So I have arrived in Nicaragua. I was flying down some dirt road in my rental car. My rental car that looks like a clown car from the circus.



Anyways I’m flying down some dirt road in the middle of what seems like a lush jungle in the northern mountainous regions of Nicaragua near the border of Honduras when a hen comes darting out into the road up in front of my path. I hit the brakes hard and began slowing just in time to see a trail of chicks frantically scrambling behind their mom trying desperately to clear my path. I thought for sure I had hit the last little straggler and I looked into my rear view mirror in anticipation of seeing the splattered remains of a little chick. However, I was happily greeted to the sight of that little chick jumping into the bushes and disappearing into the lush foliage in quick pursuit of of its mother.

Then a cop pulled me over for trying to drive around a couple semi's. I mean everybody does it! After 15 minutes of arguing... I said hey just take $3 and let me be on my way... I normally don't like participating in the whole bribery deal...but I was tired and the cop looked funny and I just said the hell with hit... I mean it's $3 freakin dollars!



Last night the rain came down hard and long. The rain came down so hard onto my tin roof that the Spanish television program I was watching was inaudible… completely drowned out… no pun intended. Not that I minded much. The rain would continue to come down hard for 6 straight hours and the little trickle of water down the hill from my house turned into a raging river. San Diego would be an island if that much rain came down in that period! The electricity went off and on sporadically throughout the night.
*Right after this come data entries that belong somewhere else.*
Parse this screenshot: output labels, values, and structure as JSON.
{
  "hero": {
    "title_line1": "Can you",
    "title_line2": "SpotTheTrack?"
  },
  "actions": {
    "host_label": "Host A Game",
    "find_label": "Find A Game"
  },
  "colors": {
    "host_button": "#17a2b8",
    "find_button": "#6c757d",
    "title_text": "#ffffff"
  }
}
Nobody panics when your suddenly sitting in the pitch black of night. In fact this is usually the cause of great laughter as people scatter and fumble around looking for a candles and matches. Perhaps these situations can attest to the progress in Nicaragua... because although the electricity may go out haphazardly; everybody seems to have a cell phone which they pull out in times like these and they are put to good use as temporary flashlights. Ahh progress!

Now the day after the big rain everything is wet. However it does not appear as though a major rain just happened. Everything is wet and lush but not flooded. The streets are dry for the most part. Everything is moist and somewhat sticky. In a few days I will head to the beach. The trip will be a true adventure… a long, windy and twisted road. The Beatles must have visited the northern Pacific coast of Nicaragua when they wrote “The Long and Windy Road”!
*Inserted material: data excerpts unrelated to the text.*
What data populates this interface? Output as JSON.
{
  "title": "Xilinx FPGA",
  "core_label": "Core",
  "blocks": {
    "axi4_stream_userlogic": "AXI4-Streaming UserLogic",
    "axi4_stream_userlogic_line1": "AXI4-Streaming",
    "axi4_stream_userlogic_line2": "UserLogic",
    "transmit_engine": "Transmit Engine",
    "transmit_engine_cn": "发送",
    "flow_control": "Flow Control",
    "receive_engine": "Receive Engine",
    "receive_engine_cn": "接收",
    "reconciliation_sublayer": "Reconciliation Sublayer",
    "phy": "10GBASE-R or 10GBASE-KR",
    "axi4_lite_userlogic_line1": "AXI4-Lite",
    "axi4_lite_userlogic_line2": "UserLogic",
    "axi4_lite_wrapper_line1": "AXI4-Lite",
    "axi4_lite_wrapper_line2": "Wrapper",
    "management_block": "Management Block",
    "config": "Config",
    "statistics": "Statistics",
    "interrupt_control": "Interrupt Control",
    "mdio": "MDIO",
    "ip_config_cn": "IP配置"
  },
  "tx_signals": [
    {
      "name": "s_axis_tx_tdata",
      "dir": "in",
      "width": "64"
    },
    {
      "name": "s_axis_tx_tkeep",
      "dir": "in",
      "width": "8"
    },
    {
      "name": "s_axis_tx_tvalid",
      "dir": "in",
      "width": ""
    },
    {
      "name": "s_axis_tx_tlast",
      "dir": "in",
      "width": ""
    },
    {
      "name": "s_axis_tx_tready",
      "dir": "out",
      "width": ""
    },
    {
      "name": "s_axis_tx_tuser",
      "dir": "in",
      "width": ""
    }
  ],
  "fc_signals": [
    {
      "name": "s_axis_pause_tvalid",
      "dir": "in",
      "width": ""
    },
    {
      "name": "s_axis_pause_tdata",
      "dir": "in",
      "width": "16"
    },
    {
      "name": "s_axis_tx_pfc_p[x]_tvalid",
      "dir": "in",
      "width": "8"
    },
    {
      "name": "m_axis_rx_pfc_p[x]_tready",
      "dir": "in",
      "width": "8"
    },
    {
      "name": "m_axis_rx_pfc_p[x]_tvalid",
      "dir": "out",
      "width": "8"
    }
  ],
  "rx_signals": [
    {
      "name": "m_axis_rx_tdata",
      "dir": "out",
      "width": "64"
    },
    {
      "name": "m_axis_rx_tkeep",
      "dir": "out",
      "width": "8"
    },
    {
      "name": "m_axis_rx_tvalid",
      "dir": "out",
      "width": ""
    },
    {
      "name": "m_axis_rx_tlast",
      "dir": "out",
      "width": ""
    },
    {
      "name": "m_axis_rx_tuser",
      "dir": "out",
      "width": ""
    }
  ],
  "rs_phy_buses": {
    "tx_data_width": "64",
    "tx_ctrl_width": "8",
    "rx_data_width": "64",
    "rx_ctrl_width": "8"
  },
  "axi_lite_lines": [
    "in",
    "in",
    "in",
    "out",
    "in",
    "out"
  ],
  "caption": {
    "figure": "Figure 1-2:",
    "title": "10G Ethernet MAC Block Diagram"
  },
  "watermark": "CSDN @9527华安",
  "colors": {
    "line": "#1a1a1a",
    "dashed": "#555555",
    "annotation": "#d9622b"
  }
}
I decided to stop by the town “Rancho”. Rancho is a bar/restaurant. It is open air with a huge palm thath roof and a bar. Tables are scattered around under the giant palm roof. There are other smaller ranchos spread around too. People sit around the different tables drinking beer and rum. They serve great food here all cooked over a wood burning stove.
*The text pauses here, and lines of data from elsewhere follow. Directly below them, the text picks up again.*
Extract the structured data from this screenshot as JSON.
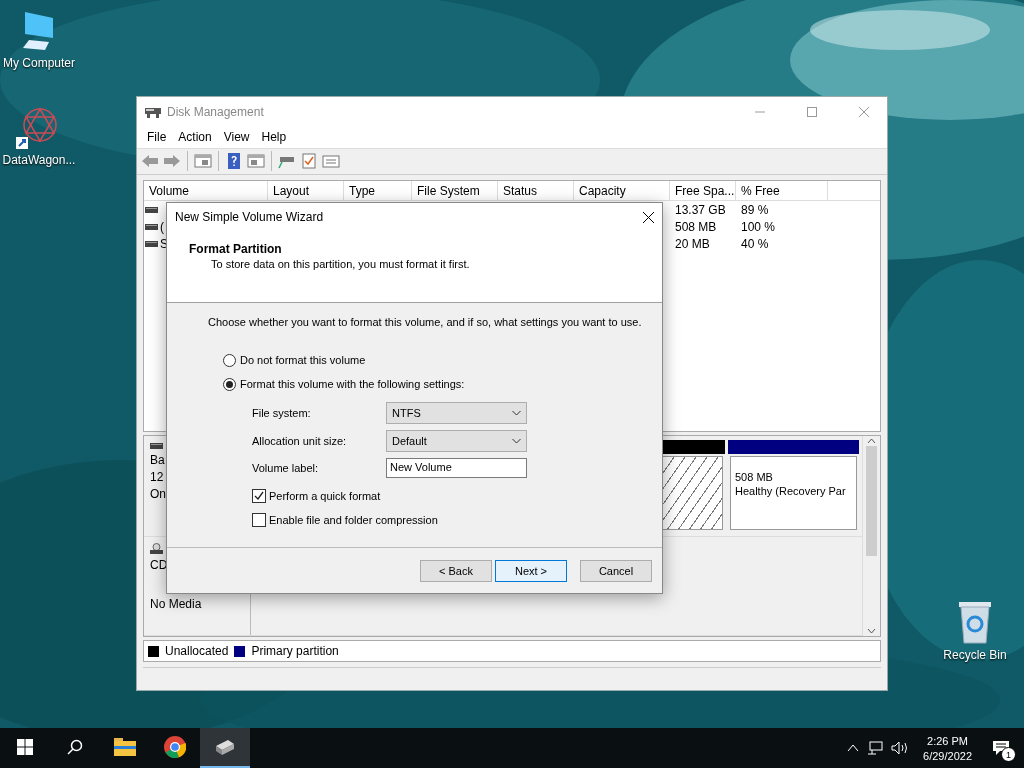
{
  "desktop": {
    "icons": [
      {
        "kind": "computer",
        "label": "My Computer"
      },
      {
        "kind": "shortcut",
        "label": "DataWagon..."
      },
      {
        "kind": "recycle",
        "label": "Recycle Bin"
      }
    ]
  },
  "window": {
    "title": "Disk Management",
    "menu": [
      "File",
      "Action",
      "View",
      "Help"
    ],
    "volume_table": {
      "columns": [
        "Volume",
        "Layout",
        "Type",
        "File System",
        "Status",
        "Capacity",
        "Free Spa...",
        "% Free"
      ],
      "rows": [
        {
          "free_space": "13.37 GB",
          "percent_free": "89 %"
        },
        {
          "volume": "(",
          "free_space": "508 MB",
          "percent_free": "100 %"
        },
        {
          "volume": "S",
          "free_space": "20 MB",
          "percent_free": "40 %"
        }
      ]
    },
    "disks": [
      {
        "kind": "basic",
        "label_lines": [
          "Ba",
          "12",
          "On"
        ],
        "partitions": [
          {
            "kind": "unallocated"
          },
          {
            "kind": "primary",
            "lines": [
              "508 MB",
              "Healthy (Recovery Par"
            ]
          }
        ]
      },
      {
        "kind": "cdrom",
        "label_lines": [
          "CD",
          "No Media"
        ]
      }
    ],
    "legend": [
      {
        "label": "Unallocated",
        "color": "#000000"
      },
      {
        "label": "Primary partition",
        "color": "#000080"
      }
    ]
  },
  "dialog": {
    "title": "New Simple Volume Wizard",
    "heading": "Format Partition",
    "subtitle": "To store data on this partition, you must format it first.",
    "instruction": "Choose whether you want to format this volume, and if so, what settings you want to use.",
    "options": [
      {
        "label": "Do not format this volume",
        "selected": false
      },
      {
        "label": "Format this volume with the following settings:",
        "selected": true
      }
    ],
    "fields": [
      {
        "kind": "select",
        "label": "File system:",
        "value": "NTFS"
      },
      {
        "kind": "select",
        "label": "Allocation unit size:",
        "value": "Default"
      },
      {
        "kind": "text",
        "label": "Volume label:",
        "value": "New Volume"
      }
    ],
    "checkboxes": [
      {
        "label": "Perform a quick format",
        "checked": true
      },
      {
        "label": "Enable file and folder compression",
        "checked": false
      }
    ],
    "buttons": [
      {
        "label": "< Back",
        "default": false
      },
      {
        "label": "Next >",
        "default": true
      },
      {
        "label": "Cancel",
        "default": false
      }
    ]
  },
  "taskbar": {
    "apps": [
      {
        "kind": "search",
        "selected": false
      },
      {
        "kind": "explorer",
        "selected": false
      },
      {
        "kind": "chrome",
        "selected": false
      },
      {
        "kind": "diskmgmt",
        "selected": true
      }
    ],
    "time": "2:26 PM",
    "date": "6/29/2022",
    "notifications": "1"
  }
}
Kids are free to run around or watch T.V. and the music is always vibrating loudly throughout from speakers hanging sporadically around the branches which serve as the skeleton of the "Rancho". Good times are had here for all! The regulars only give the Gringo a passing glance. After coming to Pueblo Nuevo yearly and owning a house here for more that 13 years… I am no longer a novelty in this small town of 2,000 where the main mode of transportation is bicycle followed by horse or mule, motorcycles and the rare vehicle.




Pueblo Nuevo is a small town high in the mountains. Pueblo Nuevo is surrounded by farms growing crops of beans, onions, peppers, corn, tobacco. Pueblo Nuevo is also surrounded by higher mountains which when you ascend you will find some of the best coffee in the world growing on mountain slopes and valleys in a natural forest like setting.

We own about 20 acres of coffee here. When we originally purchased the land I remember walking around and I found the land to be thick, lush and confusing. I became so lost that I did not know which direction I was walking or even how to return. Looking up was no help because I was surrounded by large trees and rows and rows and rows of coffee bushes. I was hot sweaty and tired after walking only a short distance within the land. I can only imagine the difficult task of picking each coffee bean by hand when the crop comes in. Some of the coffee grows on slopes so steep that I couldn’t imagine going down without a rope. Yet these people have been picking these same beans for over a hundred years and they are skilled enough to not need ropes or any equipment.

Some day we will figure out how to export the coffee to the U.S. and make some good money but for now we are content to sell the crops to coffee wholesalers at a pittance of its true value. The little money we do make allows us to slowly grow our operation and buy more coffee land every few years. It also helps pay for our trips down to Nicaragua and it puts some money in the pockets of her family who runs the farm.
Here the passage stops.